Bewegte Vergangenheit
Deshalb widme ich mich wieder der Vergangenheit, dem Jüdischen Friedhof, auf dem bis 1880 alle Jüdinnen und Juden Berlins beigesetzt wurden, und dem an der Außenseite des Friedhofs liegenden so genannten Judengang. Er erstreckt sich zwischen Senefelder- und Kollwitzplatz und ist etwa sieben Meter breit und 400 Meter lang. Öffentlich zugänglich ist er nicht und auch seine Entstehung ist nicht eindeutig geklärt. Die meisten Quellen sagen, dass der Judengang für König Friedrich Wilhelm III. angelegt wurde, damit er keinem Leichenzug auf dem Weg zum Schloss Schönhausen begegnen musste. Ein anderer Grund soll aus der Halacha entstammen, der religiösen Richtlinie des Judentums. In den Nuller Jahren wurde der Pfad als Denkmal neu hergerichtet und wird nun als halbprivate Grünfläche von den dort direkt lebenden Bewohner*innen genutzt.
Auch die Synagoge in der Rykestraße ist nicht weit entfernt, denn bis 1938 war der Prenzlauer Berg Mittelpunkt jüdischen Lebens. Als die Heeresstandortverwaltung die Synagoge konfiszierte, wurde sie ab Mai 1940 als Pferdestall und Depotlager missbraucht. Die dort ansässige III. Volksschule der Jüdischen Gemeinde wurde 1941 für die deutsche Feldpost beschlagnahmt. Zu DDR-Zeiten war sie die einzige Synagoge Ost- Berlins und wurde somit zum Zentrum der Jüdinnen und Juden in der DDR. Es ist nicht zu fassen, dass heutzutage immer noch Polizist*innen patrouillieren müssen.

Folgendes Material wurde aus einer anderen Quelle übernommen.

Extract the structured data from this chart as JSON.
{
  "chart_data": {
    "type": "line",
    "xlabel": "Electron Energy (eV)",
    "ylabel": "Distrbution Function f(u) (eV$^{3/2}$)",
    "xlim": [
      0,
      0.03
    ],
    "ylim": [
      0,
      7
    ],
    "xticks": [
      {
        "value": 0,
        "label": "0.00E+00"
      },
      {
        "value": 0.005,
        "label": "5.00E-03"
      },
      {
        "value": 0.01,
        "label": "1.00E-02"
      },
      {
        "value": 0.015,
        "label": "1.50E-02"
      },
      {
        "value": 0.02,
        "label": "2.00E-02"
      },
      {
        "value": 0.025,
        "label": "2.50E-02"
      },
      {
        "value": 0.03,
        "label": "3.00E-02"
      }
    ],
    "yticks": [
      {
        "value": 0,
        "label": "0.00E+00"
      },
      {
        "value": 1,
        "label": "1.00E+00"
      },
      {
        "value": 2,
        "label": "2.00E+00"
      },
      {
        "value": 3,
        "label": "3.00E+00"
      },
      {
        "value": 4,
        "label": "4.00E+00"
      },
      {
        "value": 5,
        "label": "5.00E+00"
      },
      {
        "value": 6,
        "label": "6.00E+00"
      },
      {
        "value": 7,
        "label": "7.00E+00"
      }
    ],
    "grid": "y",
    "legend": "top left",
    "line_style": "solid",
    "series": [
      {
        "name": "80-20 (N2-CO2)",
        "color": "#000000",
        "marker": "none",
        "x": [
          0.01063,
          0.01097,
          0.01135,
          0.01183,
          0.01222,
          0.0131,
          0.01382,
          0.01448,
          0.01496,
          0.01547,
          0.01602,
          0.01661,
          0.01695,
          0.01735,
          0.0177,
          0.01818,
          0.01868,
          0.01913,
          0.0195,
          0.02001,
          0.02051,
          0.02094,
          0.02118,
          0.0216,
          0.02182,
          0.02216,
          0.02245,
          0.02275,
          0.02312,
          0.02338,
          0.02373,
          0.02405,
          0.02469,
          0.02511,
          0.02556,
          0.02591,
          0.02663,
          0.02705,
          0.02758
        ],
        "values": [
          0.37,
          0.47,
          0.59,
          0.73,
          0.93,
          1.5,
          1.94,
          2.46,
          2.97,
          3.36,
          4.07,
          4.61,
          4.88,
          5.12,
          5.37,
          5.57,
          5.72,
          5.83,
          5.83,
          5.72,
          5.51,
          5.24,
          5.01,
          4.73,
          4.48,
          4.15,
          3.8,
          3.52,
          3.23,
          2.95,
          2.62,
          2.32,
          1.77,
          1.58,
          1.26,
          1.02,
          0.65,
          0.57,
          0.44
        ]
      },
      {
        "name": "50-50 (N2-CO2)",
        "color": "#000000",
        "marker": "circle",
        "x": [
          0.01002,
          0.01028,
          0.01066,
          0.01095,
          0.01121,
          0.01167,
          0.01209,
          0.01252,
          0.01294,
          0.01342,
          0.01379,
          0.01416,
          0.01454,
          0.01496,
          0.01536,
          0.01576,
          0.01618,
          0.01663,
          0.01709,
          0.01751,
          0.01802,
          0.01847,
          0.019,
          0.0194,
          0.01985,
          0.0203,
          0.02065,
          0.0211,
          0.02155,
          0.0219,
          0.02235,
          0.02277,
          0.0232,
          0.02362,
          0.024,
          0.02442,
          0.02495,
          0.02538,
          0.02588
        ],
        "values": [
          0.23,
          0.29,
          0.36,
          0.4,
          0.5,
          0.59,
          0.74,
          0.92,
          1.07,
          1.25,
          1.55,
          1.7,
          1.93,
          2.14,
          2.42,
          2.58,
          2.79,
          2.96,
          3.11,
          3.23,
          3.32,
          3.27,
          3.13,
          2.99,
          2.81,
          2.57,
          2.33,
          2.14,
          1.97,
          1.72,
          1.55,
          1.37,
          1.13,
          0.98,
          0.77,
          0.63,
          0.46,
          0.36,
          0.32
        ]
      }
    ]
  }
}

In der Gegenwart schmunzeln
Nach Vergangenheitsschau und Gegenwartsrealität frage ich mich, wie die Zukunft aussieht. Wie wird dieses Viertel in 30, 50 oder 100 Jahren aussehen? Was für Menschen werden hier wohnen? In 30 Jahren sind die heutigen Bewohner*innen alt. Und vielleicht werden die Karten dann wieder neu gemischt, vielleicht wird alles ein bisschen gemäßigt sein. Bis dahin schmunzeln ich über die Gegenwart, indem ich mir die wunderbaren Cartoons von OL, Olaf Schwarzbach, ansehe und lese. Dort sitzen drei Frauen auf dem Spielplatz am Kollwitzplatz. Die eine sagt: „Ich wähl den Wolfram Thierse, weil der hier wohnt.“ Die andere erwidert: „Das ist doch ein Grüner …“ Die Dritte sagt: „Der ist doch bei der FDP und schwul.“ Es antwortet die Erste: „Ist mir ganz egal, Hauptsache kein Ossi …!“ Und die Künstlerin, übrigens auch zweifache Mutter, Käthe Kollwitz hat 1922 in ihr Tagebuch geschrieben: „Ich bin einverstanden damit, dass meine Kunst Zwecke hat. Ich will wirken in dieser Zeit, in der die Menschen so ratlos und hilfsbedürftig sind.“
1 Kommentar
Ich liebe den Prenzlauerberg. Er ist nicht mehr Punk und Aufbruch wie zu Studentenzeiten, aber auch ich bin keine Studentin, sondern arbeite und habe Kinder. Viele Prenzlauerbergbewohner sind mit dem Bezirk erwachsen geworden. Nicht alle sind in Luxuswohnungen gezogen. Der Prenzlauerberg ist dörflich. Schwingt nicht immer Neid mit, weil es ein schöner Bezirk ist, wo Leute gerne in Cafés sitzen, auf dem Markt ihre Freunde und Bekannten treffen, Kultur genießen, ausgehen? Sehr schade finde ich natürlich, das der Hobbyshop oder andere Läden die Miete nicht mehr zahlen konnten und nun nicht mehr da sind. Da wünschte ich mir mehr Kiezverantwortung der Vermieter.